I held out my hand again. “Please.”
Amma looked over her shoulder. “Leah, Arelia, Twyla, come give us a hand here.”
We joined hands, creating a circle—Mortal and Caster. Me, the lost Wayward. Leah, the Light Succubus. Amma, the Seer who was lost in the darkness. Arelia, the Diviner who knew more than she wanted to. And Twyla, who had once called the spirits of the dead, a Sheer in the Otherworld. The light to show Aunt Prue the way home.
They were all part of my family now.
Here we were, holding hands in a hospital room, saying good-bye to someone who was in so many ways already long gone.
Amma nodded to Twyla. “You mind doin’ the honors?”
Within seconds, the room disappeared into shadow instead of light. I felt the wind blowing, even though we were inside.
Or so I thought.
The darkness solidified, until we were standing in an enormous room, facing a vault door. I recognized it immediately—the vault in the back of Exile, the club from the Tunnels. This time, the room was empty. I was alone.
I put both hands on the door, touching the silver wheel that opened it. I pulled as hard as I could, but I couldn’t make the wheel turn.
“You’re gonna have ta put a little more muscle inta it, Ethan.” I turned around, and Aunt Prue was standing behind me, in her crocheted slippers and her housecoat, leaning heavily on her IV pole. It wasn’t even attached to her body.
“Aunt Prue!” I hugged her, feeling the bones behind her papery skin. “Don’t go.”
“That’s enough a your fussin’. You’re as bad as Amma. She’s been here ’most every night this week, tryin’ ta get me ta stay. Keeps putting somethin’ that smells like Harlon James’ old diapers under my pillow.” She wrinkled her nose. “I’ve had my fill a this place. They don’t even have my stories on the TV here.”
“Can’t you stay? There are so many parts of the Tunnels left to map. And I don’t know what Aunt Mercy and Aunt Grace are going to do without you.”
“That’s why I wanted ta talk ta you. It’s important, so you pay attention, ya hear?”
“I’m listening.” I knew there was something she needed to tell me, something none of the others could know.
Aunt Prue leaned in on her IV and whispered. “You gotta stop ’em.”
“Stop who?” The hair on the back of my neck was standing up.
Another whisper. “I know exactly what they’re fixin’ ta do, which is invite half a the town ta my party.”
Her “party.” She’d mentioned it before. “You mean your funeral?”
She nodded. “Been plannin’ it since I was fifty-two, and I want it ta go just the way I want. Good china and linens, the good punch bowl, and Sissy Honeycutt singin’ ‘Amazin’ Grace.’ I left a list a the D-tails underneath a my dresser, if it made it over ta Wate’s Landin’.”

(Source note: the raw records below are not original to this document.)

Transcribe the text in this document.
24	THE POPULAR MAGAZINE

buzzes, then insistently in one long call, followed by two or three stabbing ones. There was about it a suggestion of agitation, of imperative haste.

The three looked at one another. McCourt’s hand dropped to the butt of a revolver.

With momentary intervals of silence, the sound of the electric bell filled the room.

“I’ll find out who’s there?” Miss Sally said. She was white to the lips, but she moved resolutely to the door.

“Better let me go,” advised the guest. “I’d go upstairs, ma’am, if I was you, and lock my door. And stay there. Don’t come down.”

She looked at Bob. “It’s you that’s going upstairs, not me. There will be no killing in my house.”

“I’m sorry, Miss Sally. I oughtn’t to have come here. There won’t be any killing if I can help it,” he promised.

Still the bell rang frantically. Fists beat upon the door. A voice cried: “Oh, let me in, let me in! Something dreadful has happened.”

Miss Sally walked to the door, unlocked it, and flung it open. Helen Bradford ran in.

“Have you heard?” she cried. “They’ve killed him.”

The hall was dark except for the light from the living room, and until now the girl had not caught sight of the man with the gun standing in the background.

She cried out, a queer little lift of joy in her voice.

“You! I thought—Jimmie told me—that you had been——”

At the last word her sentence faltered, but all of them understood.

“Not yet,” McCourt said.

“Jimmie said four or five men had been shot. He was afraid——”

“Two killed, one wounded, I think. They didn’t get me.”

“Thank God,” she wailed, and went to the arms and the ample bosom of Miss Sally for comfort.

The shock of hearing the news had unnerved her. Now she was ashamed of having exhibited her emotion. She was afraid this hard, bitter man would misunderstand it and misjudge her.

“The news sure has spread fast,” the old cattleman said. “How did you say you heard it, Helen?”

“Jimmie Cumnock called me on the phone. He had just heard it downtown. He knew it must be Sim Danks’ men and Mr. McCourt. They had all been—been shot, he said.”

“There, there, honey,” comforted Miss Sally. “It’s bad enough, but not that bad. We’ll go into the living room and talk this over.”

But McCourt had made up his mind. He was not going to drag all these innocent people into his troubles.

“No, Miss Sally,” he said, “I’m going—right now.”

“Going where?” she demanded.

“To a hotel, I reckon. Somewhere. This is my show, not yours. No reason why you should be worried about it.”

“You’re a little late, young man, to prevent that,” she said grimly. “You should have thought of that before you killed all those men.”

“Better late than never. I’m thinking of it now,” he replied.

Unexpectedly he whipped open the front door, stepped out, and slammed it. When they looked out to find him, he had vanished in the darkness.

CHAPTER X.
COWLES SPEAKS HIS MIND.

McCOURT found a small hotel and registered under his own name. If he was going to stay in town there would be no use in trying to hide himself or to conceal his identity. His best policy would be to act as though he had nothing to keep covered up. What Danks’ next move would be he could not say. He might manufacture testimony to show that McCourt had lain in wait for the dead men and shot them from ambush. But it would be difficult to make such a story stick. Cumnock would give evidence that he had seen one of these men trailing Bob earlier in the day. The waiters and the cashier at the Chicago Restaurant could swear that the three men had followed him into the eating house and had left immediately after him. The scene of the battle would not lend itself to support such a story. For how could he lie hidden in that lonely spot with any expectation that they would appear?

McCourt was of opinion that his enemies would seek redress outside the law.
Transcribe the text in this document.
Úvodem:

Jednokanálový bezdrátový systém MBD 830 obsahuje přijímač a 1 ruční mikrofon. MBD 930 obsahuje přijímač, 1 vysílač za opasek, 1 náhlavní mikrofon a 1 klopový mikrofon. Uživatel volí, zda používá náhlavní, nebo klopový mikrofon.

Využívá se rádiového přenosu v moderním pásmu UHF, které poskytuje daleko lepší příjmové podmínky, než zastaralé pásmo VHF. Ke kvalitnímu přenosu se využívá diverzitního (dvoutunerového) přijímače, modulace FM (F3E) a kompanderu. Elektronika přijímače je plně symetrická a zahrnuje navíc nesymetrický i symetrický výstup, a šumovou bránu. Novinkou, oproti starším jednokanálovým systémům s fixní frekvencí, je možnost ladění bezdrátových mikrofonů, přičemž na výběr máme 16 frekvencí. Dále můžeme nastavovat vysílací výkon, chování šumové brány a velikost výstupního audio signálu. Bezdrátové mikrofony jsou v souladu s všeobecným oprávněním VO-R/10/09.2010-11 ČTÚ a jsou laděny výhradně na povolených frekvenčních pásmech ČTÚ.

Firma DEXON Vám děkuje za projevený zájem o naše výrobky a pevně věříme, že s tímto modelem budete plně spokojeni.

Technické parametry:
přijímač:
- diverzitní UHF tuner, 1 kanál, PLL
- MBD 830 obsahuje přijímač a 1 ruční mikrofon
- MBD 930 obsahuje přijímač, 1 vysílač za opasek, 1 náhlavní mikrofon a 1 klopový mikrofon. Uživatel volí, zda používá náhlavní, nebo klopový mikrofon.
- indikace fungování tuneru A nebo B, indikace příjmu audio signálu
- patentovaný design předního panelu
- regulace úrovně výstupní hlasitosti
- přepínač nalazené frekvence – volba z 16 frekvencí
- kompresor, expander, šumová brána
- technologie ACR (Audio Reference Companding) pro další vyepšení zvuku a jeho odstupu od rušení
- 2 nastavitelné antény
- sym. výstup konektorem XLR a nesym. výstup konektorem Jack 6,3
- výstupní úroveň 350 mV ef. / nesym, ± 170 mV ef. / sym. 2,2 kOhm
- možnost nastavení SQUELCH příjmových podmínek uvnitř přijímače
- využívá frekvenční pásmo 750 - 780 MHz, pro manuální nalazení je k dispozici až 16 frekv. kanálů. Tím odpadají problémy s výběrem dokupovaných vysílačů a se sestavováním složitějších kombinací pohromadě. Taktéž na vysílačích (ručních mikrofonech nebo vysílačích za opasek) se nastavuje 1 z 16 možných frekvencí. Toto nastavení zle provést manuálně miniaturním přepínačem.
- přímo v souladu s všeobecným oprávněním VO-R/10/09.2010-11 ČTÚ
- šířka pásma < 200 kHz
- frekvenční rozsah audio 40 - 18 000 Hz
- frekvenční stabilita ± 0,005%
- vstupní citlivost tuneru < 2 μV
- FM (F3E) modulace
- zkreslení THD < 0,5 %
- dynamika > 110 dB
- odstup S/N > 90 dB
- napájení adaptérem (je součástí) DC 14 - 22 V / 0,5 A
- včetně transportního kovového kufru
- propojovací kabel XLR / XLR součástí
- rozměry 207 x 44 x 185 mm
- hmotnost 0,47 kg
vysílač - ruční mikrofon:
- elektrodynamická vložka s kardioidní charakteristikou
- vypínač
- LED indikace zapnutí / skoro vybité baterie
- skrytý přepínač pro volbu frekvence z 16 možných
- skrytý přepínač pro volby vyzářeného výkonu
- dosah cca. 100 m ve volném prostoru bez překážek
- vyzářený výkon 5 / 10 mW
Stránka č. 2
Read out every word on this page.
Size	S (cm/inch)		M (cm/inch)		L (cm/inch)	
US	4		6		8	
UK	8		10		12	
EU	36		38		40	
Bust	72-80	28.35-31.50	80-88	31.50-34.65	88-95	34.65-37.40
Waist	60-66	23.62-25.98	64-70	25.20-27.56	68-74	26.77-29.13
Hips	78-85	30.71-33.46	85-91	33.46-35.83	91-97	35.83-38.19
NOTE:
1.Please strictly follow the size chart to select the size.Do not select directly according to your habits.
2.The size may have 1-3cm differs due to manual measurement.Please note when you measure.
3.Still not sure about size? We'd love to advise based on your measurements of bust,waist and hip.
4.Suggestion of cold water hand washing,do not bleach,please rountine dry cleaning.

I couldn’t believe this was the reason she’d brought me here. But then again, it was Aunt Prue. “Yes, ma’am.”
“It’s all about the guest list, Ethan.”
“I get it. You want to make sure all the right people are there.”
She looked at me like I was an idiot. “No. I want ta make sure the wrong ones aren’t. I want ta make sure certain people stay out. This isn’t a pig pick at the firehouse.”
She was serious, although I saw a sparkle in her eye that made it seem like she was about to break out into one of her infamously unharmonic fake-opera versions of “Leaning on the Everlasting Arms.”
“I want you ta slam the door before Eunice Honeycutt sets foot in the buildin’. I don’t care if Sissy’s singin’, or that woman brings the Lord Almighty on her arm. She’s not havin’ any a my punch.”
I grabbed her in a hug so big that I lifted her tiny crocheted feet right off the ground. “I’m going to miss you, Aunt Prue.”
“’Course ya are. But it’s my time, and I got things ta do and husbands ta see. Not ta mention a few Harlon Jameses. Now, would you mind gettin’ the door for an old woman? I’m not feelin’ like myself today.”
“That door?” I touched the metal vault in front of us.
“The very one.” She let go of the IV stand and nodded at me.
“Where does it go?”
She shrugged. “Can’t tell you. Just know it’s where I’m meant to go.”
“What if I’m not supposed to open it or something?”
“Ethan, are you tellin’ me you’re afraid ta open a silly little door? Turn the durned wheel already.”
I put my hands on the wheel and yanked on it as hard as I could. It didn’t move.
“You gonna make an old woman do the heavy liftin’?” Aunt Prue pushed me aside with one feeble hand and reached out to touch the door.
It sprang open beneath her hand, blasting light and wind and spraying water into the room. I could see a glimpse of blue water beyond. I offered her my arm, and she took it. As I helped her over the threshold, we stood there for a second on opposite sides of the door.